1. “Just think positively!”
Oh man, why didn’t we think of that before?! This is usually something said by someone who has no real understanding of depression, or how it works as a disease. Depression isn’t someone with a negative attitude. It’s literally a chemical imbalance in the brain. That would be like telling someone with a broken bone or diabetes to just “think good thoughts.”
2. “God only gives you what you can handle.”

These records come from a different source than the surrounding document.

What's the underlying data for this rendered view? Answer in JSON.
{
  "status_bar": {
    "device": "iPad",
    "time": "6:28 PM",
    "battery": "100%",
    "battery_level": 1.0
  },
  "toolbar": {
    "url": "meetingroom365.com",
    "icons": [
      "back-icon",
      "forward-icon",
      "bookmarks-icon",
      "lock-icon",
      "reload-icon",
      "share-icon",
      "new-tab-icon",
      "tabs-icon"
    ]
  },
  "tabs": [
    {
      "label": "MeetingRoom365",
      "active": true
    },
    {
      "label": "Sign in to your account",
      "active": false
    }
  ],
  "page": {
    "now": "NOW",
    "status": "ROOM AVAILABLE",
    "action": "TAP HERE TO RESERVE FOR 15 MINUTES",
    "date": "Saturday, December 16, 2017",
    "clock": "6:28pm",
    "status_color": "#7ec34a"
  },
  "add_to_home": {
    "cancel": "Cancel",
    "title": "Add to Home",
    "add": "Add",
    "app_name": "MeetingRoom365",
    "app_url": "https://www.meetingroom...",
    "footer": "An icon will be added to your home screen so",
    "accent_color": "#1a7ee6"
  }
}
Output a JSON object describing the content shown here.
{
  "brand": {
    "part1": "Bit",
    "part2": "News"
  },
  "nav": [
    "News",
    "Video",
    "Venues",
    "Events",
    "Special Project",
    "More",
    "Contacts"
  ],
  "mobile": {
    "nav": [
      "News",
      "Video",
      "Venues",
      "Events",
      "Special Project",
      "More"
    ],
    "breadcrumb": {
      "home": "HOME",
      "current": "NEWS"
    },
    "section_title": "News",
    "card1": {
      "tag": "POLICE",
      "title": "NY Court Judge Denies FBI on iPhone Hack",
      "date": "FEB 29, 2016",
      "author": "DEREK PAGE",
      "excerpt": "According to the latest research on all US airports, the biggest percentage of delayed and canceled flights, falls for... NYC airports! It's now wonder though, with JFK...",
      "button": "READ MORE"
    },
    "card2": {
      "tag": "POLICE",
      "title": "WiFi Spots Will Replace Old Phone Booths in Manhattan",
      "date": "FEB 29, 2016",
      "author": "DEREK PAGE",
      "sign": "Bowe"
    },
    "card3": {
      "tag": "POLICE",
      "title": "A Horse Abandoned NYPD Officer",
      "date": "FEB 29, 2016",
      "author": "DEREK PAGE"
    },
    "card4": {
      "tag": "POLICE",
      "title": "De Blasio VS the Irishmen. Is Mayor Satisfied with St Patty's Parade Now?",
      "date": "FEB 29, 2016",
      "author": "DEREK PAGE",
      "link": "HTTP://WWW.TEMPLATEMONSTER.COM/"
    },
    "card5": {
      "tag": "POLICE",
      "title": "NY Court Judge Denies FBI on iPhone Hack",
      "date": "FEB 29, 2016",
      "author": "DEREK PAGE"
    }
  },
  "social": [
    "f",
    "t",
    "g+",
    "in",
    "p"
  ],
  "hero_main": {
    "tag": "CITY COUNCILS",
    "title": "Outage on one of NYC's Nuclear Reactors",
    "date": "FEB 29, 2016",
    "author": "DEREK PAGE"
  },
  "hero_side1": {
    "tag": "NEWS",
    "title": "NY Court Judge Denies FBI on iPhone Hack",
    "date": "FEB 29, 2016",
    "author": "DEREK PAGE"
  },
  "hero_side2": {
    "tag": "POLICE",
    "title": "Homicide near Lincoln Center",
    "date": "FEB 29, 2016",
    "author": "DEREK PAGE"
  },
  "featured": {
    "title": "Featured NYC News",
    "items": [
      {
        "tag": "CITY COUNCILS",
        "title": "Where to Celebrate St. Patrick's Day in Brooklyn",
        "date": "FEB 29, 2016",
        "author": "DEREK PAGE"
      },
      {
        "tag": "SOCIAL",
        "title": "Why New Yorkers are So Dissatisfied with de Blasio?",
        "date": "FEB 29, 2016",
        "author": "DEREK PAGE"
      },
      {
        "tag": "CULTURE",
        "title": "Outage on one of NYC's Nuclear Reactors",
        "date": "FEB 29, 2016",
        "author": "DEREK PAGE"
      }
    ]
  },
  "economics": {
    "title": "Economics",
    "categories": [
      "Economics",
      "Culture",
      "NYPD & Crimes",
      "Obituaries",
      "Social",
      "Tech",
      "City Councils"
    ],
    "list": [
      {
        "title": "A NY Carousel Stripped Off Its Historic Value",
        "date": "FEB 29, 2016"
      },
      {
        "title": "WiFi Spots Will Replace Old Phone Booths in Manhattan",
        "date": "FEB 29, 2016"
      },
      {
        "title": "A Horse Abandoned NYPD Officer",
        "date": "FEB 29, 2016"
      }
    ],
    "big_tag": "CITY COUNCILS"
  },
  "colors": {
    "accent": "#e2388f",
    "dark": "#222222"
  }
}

Just, no. The only caveat being if you 100% know this person is religious and they find comfort in attributing things to a higher being. But most of the time? It just feels upsetting. As someone who is a weird agnostic-Jewish hybrid, a sentence like this would do nothing for me. Depression makes you feel like you CAN’T handle anything. And hearing that you *should* be able to might perpetuate further feelings of guilt and inadequacy.
3. “It’ll pass.”
This comes across as very demeaning and belittling. It sounds as if you’re saying, “This thing isn’t a big deal.” For some people, it doesn’t pass. For some people, it is a life long search for the right medication, therapist, combination of diet and exercise, etc. Assuming something is just temporary robs someone of their suffering’s validity
4. “Be grateful for what you have.”
Insensitive. You have no idea how often they struggle with that very concept. When you have depression, it can distort your thinking. You aren’t able to focus on the good things you have. And reminding someone of that can be incredibly painful.
5. “I know how you feel. I was so depressed when my fish died.”
In this case, you’re being sympathetic (which is a nice thought), but you’re trying to pass it off as empathy. Empathy is when you have the ability to experience the feelings of another person, like another person suffering from depression might be able to do. But being sad is not the same thing. And when you try to compare your moments of sadness (which we all have) to someone’s struggle with a debilitating and often life-long disease, it ends up feeling trivializing.